A. Feuerbach, Iphigenie (1862) |
Dopo le accoglienze oneste e liete, le dissi subito che amavo una collega giovane e bella assai. Una che irrobustiva la mia persona: l’intelligenza, la fantasia e pure il corpo.
Insomma Apollo, il dio della luce e della bellezza, che ero andato a pregare nell’Ellade perché mi facesse partecipe delle sue doti, mi aveva esaudito.
Durante quel viaggio ciclistico estivo avevo mandato diverse cartoline provocatorie all’amica cristiana professando la mia devozione agli dèi della Grecia a partire da Febo, quello a me più congeniale.
Anche quando insegnavo a Carmignano volevo distinguermi dal credo religioso e politico di tanti colleghi di quella scuola diretta da un preside bigotto e refrattario agli spiriti nuovi dei quali mi ero entusiasmato durante l’ultimo anno passato a Bologna dando l’ esame residuo di glottologia e frequentando le assemblèe del movimento studentesco, partecipando ai cortei e facendo miei tanti slogan. Furono mesi questi della primavera del ’68 in cui la gioventù delle Università di buona parte del modo ebbe fiducia in se stessa e nel proprio avvenire. Molti di quei giovani hanno abiurato. Io non sono un apostata e credo ancora in quello che propugnavo allora: giustizia, uguaglianza e libertà. Comunismo aristocratico lo chiamo.
Quando arrivai a Carmignano la sera del 28 ottobre del 1969 il monte Grappa era già bianco di neve come il Soratte della famosa ode di Orazio.
Pensai che nemmeno la bicicletta dovevo tradire e in giugno pedalai su per i 30 chilometri abbondanti di quella salita.

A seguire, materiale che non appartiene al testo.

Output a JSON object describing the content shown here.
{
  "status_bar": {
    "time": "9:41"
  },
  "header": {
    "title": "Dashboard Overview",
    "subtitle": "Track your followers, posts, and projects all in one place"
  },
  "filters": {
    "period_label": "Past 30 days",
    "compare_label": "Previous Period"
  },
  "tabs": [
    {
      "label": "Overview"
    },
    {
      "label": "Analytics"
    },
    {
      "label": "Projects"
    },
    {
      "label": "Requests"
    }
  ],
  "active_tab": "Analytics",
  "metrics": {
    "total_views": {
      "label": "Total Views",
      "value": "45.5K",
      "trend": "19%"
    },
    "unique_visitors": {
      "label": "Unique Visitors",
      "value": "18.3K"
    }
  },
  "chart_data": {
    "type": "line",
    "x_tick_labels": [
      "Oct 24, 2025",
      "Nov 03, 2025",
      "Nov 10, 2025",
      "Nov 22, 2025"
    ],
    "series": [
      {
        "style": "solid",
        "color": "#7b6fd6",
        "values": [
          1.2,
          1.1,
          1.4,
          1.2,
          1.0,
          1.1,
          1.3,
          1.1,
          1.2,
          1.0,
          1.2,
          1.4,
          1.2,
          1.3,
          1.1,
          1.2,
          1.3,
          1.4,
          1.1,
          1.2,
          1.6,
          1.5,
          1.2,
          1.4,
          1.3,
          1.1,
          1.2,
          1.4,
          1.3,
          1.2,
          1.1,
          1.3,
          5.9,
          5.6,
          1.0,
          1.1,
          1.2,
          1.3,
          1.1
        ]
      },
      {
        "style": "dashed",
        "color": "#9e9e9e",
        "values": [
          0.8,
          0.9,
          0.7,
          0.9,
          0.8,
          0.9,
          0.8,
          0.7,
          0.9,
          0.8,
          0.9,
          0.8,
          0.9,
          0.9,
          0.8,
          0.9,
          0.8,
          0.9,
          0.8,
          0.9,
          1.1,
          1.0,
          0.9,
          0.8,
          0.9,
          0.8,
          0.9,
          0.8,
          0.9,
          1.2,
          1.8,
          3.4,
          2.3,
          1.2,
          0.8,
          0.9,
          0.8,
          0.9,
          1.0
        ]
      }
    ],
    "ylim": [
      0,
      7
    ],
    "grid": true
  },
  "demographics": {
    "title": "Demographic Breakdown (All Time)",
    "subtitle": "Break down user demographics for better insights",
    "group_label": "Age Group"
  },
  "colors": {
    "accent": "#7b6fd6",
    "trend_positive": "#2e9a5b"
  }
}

Antonia aveva sempre cercato di redimermi dal mio libertinaggio dicendomi: “si ravveda, si penta, metta la testa a posto: si trovi una buona compagna e la sposi”
“Pentiti e cangia vita:
è l’ultimo momento”
“No, no, ch’io non mi pento”, rispondevo.
Questo era un nostro duetto non del tutto faceto né serio.
Quel pomeriggio del 23 dicembre però l’amica Antonia non voleva scherzare: era preoccupata del fatto che io fossi tanto innamorato di una donna sposata. Mi piaceva sentirle parlare il suo bel dialetto veneto, tra il padovano e il vicentino.
La pregai di farlo. Sicché cominciò: “mi conosso un vecioto” e si interruppe. Allora domandai: “sicché?”
“El fa come eo” rispose, fa come lei
“Che cosa vuole dire Atonia?” insistetti fingendo di non capire,
Mi spiegò che questo uomo mezzo vecchio ci provava con tutte finché i mariti delle corteggiate, forse adultere, si coalizzarono, lo bastonarono e lo gettarono in un fosso. Non ne morì ma ci mancò poco.
Antonia dunque temeva che potessi fare la fine del seduttore professionista ucciso da Eufileto, il marito tradito e assassino difeso da Lisia per il delitto d’onore.
Le feci presente che il marito di Ifigenia nemmeno sapeva chi fossi e che comunque la mia ultima relazione era irreprensibile perché noi ci amavamo e rendevamo migliori a vicenda: Ifigenia mi ribattezzava nelle onde fresche della sua gioventù mentre io la impregnavo dello spirito mio coltivato e cosciente.
L’amica si rassicurò soltanto un anno più tardi quando portai Ifigenia a Carmignano per fargliela conoscere e l’amica giudicò l’amante bella con semplicità e intelligente. Dovevo sposarla. Nel frattempo aveva lasciato il marito.
Mentre di notte tornavo a Bologna sull’autostrada era tonda la luna.
La pregai chiamandola Selene, Artemide, Diana, Trivia, Helena, Ifigenia. Una sola forma di molti nomi.
Avevo le lacrime agli occhi perché mi sentivo di nuovo partecipe della vita di questo universo bello ordinato da un Dio buono, demiurgo e artista.
Chiesi a quella bianca, rotonda, femminea creatura di conservarmi ancora per tanti dei suoi eterni cicli celesti l’amore di Ifigenia e la facoltà di girare in buona salute per questa opera d’arte: il mondo illuminato ora da lei, ora dal suo splendente fratello. Ero felice come non ero più stato dopo le finniche e lo dovevo a Ifigenia.